RESP 1725845 – FAZENDA NACIONAL X CARBONÍFERA CATARINENSE LTDA EM RECUPERAÇÃO JUDICIAL – Relator Min. Herman Benjamin
Tema: Possibilidade de utilização do depósito judicial para quitação do débito principal e de prejuízo fiscal para saldar os juros não anistiados
Nesta terça-feira, 23, a 2ª Turma do STJ reformou o acórdão anterior, prolatado pela própria turma, assentando a possibilidade de utilização de depósitos judicias para usufruir dos benefícios fiscais deferidos previsto em Refis. O acórdão reformado foi noticiado no Velloza Ata de Julgamento – 21/09/2018.
Na ocasião, foi levado à julgamento os embargos de declaração opostos pelo contribuinte com o objetivo de sanar os vícios do acórdão anterior e garantir a utilização, no pagamento à vista do Refis da Lei 11.941, a parte do depósito judicial oriunda da penhora de créditos junto à Receita Federal nas execuções fiscais que foram por ele quitadas. Para tanto, o contribuinte alegou que o acórdão foi contraditório, pois, ao mesmo tempo em que assentou que o juízo das execuções fiscais  “determinou a sua transferência da Receita Federal para conta Judicial”, concluiu, de modo conflitante, que “não há depósito judicial em dinheiro”, mas “verdadeira compensação”. Portanto, visava ao reconhecimento de que não houve o uso de créditos junto à Receita Federal, via compensação, para pagamento dos débitos no Refis, mas sim, uma pequena parte do depósito judicial existente nas execuções físicas, provenientes da penhora.
O Colegiado, por maioria, entendeu por bem acolher os embargos de declaração, com efeitos infringentes, para dar provimento ao recurso especial do contribuinte possibilitando a utilização de depósitos judiciais para usufruir dos benefícios fiscais deferidos pelo Refis.
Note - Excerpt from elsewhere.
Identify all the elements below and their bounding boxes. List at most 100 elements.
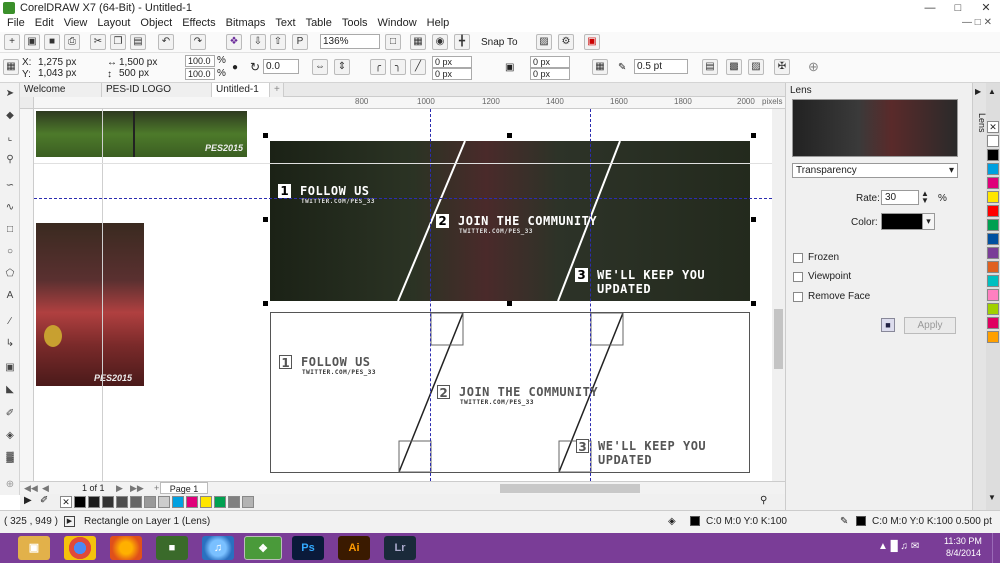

Na oportunidade, foi reconhecido que não houve a utilização de créditos perante a receita federal via compensação para extinção dos débitos do Refis, mas sim o emprego de depósitos judiciais já existentes nas execuções fiscais com a finalidade de postergar o efetivo cumprimento das obrigações tributárias imputadas via redirecionamento da ora embargante, que se encontra em recuperação judicial. Portanto, o colegiado entendeu que a presente ação limita-se em definir se o contribuinte tem direito aos benefícios fiscais previstos pela legislação do Refis, e que o art. 10 da lei 11.941 não fez qualquer restrição com relação à origem dos montantes depositados em juízo, desde que estivessem vinculados ao débitos incluídos no programa.
Prevaleceu a divergência inaugurada pelo Ministro Mauro Campbell, o qual afirmou que a irresignação da União ocorreu contra a prévia penhora do crédito junto a receita federal em sede de execução fiscal, o que tornou impertinente na presente ação a discussão sobre a possibilidade ou não e penhora de tais valores. Afirma que cabia a União, no momento processual oportuno, interpor o recurso cabível em face da decisão que ordenou tal medida nos autos da execução fiscal. Deste modo, não tendo sido objeto de questionamento por parte da União incide a preclusão temporal sobre tal matéria.
O entendimento, encabeçado pela divergência aberta pelo ministro Mauro Campbell, foi seguido pelos Ministros Og Fernandes e Francisco Falcão, restando vencidos os Ministros Herman Benjamin e Assusete Magalhães, que entendiam pela inexistência dos vícios apontadas pela parte embargante.